I want to upload a file in multithreaded mode, and I have the following code here:
import httplib
def main():
url_opt = '/film/0d46e21795209bc18e9530133226cfc3/7f_Naruto.Uragannie.Hroniki.001.seriya.a1.20.06.13.mp4'
headers = {}
headers['Accept-Language'] = 'en-GB,en-US,en'
headers['Accept-Encoding'] = 'gzip,deflate,sdch'
headers['Accept-Charset'] = 'max-age=0'
headers['Cache-Control'] = 'ISO-8859-1,utf-8,*'
headers['Cache-Control'] = 'max-age=0'
headers['User-Agent'] = 'Mozilla/5.0 (Windows NT 5.1)'
headers['Connection'] = 'keep-alive'
headers['Accept'] = 'text/html,application/xhtml+xml,application/xml,*/*'
headers['Range'] = ''
conn = httplib.HTTPConnection('data09-cdn.datalock.ru:80')

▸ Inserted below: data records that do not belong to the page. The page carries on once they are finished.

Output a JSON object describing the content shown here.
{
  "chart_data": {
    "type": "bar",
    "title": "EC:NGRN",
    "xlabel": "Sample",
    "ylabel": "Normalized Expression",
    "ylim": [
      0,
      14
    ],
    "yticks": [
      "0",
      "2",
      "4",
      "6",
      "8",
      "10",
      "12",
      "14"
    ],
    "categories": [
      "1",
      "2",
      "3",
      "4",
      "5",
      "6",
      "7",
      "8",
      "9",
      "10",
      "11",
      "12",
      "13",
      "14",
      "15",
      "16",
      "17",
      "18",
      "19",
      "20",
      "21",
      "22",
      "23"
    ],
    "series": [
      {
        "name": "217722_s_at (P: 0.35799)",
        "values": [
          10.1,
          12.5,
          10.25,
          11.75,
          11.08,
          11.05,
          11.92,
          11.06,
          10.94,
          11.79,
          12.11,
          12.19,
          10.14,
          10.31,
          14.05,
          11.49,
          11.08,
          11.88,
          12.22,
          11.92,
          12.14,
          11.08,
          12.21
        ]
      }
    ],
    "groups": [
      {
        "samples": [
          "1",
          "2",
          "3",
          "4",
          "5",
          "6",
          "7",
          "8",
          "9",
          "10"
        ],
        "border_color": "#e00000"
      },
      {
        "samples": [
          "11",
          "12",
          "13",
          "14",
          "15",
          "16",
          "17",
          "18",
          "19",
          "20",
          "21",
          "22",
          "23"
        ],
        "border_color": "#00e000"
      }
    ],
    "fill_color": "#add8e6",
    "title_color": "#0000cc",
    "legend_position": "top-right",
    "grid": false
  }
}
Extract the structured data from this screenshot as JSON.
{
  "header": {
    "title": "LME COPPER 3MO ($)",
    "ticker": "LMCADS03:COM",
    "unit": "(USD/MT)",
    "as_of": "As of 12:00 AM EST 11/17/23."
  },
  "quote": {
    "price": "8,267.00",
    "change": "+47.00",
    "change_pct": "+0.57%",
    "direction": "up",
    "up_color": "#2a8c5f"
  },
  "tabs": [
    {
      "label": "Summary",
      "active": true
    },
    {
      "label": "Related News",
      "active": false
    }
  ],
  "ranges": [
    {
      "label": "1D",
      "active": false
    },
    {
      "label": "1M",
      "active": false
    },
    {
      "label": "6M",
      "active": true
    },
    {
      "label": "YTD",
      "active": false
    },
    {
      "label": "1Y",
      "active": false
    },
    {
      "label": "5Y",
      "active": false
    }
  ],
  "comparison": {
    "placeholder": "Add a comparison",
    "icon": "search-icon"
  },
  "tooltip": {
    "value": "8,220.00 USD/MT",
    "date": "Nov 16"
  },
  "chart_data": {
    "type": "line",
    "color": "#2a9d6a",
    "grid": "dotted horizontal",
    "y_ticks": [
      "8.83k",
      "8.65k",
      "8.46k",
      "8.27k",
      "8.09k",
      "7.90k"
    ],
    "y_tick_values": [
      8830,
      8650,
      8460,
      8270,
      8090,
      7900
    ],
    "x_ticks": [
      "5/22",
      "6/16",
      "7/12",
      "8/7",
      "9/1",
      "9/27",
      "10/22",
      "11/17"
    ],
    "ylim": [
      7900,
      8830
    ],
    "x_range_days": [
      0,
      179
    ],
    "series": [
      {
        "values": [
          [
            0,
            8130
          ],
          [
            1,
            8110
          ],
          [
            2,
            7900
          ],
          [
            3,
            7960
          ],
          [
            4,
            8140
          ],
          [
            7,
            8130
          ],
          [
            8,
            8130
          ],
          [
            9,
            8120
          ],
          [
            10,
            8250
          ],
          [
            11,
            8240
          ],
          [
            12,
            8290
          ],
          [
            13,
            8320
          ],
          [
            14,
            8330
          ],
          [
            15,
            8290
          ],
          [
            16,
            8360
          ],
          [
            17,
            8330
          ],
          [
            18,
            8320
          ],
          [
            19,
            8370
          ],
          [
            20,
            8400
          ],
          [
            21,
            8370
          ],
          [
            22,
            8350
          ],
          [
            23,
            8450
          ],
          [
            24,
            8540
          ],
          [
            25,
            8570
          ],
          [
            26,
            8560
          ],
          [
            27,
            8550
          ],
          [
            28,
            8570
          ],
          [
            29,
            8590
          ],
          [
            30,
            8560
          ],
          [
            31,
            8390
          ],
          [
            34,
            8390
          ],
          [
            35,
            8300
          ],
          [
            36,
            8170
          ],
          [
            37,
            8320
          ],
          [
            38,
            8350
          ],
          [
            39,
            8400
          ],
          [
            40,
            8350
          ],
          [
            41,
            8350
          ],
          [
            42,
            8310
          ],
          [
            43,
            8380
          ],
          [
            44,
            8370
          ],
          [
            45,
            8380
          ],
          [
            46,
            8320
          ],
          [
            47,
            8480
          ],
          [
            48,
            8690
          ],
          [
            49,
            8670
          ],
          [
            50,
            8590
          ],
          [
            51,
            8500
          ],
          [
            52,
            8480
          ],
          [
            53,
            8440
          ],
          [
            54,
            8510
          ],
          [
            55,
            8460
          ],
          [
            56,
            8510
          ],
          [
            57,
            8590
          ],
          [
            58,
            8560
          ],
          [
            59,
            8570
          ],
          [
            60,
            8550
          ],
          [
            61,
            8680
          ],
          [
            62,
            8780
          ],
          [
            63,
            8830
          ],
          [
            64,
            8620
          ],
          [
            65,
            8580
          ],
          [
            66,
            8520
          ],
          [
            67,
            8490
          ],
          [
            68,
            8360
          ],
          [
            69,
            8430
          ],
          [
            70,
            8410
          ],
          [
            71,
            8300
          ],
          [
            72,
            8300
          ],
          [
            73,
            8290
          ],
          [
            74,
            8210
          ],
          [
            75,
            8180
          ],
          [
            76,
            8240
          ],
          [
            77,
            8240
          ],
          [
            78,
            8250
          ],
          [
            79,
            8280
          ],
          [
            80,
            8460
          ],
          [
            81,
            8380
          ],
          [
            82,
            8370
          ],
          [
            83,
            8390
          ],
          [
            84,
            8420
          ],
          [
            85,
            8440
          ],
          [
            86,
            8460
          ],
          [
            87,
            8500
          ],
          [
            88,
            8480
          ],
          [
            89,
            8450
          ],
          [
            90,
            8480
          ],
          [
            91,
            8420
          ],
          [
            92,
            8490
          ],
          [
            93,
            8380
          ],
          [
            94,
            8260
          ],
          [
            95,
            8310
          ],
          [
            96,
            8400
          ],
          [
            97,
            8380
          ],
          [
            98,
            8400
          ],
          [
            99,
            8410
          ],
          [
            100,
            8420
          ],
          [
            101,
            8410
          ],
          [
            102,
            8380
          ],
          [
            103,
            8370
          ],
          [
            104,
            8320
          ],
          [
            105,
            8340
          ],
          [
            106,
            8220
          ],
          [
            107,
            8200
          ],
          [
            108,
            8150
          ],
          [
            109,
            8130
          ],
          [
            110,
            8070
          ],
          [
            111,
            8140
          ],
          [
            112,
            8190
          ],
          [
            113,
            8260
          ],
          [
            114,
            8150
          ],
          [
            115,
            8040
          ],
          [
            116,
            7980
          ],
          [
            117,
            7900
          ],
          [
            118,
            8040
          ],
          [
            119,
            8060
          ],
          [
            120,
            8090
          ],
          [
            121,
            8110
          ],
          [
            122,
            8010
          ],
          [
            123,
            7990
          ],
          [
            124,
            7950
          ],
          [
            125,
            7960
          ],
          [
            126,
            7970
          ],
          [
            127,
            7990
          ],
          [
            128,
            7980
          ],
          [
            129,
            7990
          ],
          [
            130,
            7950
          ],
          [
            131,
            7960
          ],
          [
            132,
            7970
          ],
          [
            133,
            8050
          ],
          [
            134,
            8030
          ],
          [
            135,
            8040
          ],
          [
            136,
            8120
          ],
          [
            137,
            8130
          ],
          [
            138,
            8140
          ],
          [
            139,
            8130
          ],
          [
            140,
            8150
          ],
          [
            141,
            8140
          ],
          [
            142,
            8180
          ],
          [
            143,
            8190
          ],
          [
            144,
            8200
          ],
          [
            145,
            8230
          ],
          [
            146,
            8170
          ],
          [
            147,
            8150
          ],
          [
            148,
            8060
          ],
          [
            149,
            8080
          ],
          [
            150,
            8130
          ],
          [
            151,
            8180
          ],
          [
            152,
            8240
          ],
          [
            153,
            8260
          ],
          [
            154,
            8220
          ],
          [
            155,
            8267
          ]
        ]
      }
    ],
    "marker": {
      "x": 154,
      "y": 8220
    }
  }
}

conn.request("GET", url_opt, '', headers)
print "Request sent"
resp = conn.getresponse()
print resp.status
print resp.reason
print resp.getheaders()
file_for_wirte = open('cartoon.mp4', 'w')
file_for_wirte.write(resp.read())
print resp.read()
conn.close()
if __name__ == "__main__":
main()
It displays here:
Request sent
200
OK
[('content-length', '62515220'), ('accept-ranges', 'bytes'), ('server', 'nginx/1.2.7'), ('last-modified', 'Thu, 20 Jun 2013 12:10:43 GMT'), ('connection', 'keep-alive'), ('date', 'Fri, 14 Feb 2014 07:53:30 GMT'), ('content-type', 'video/mp4')]
This code works fine, but I don't understand in the documentation how to load a file using ranges. If you see the result of the response, which server provides:
('content-length', '62515220'), ('accept-ranges', 'bytes')
It supports a range in the bytes block, where the content size is 62515220
However, the entire file was uploaded in this request. But what I want to do is first get the server information, how can this file be supported using HTTP range requests and the size of the file contents without downloading? And how can I create an HTTP request with a range (ex: 0 ~ 25000)?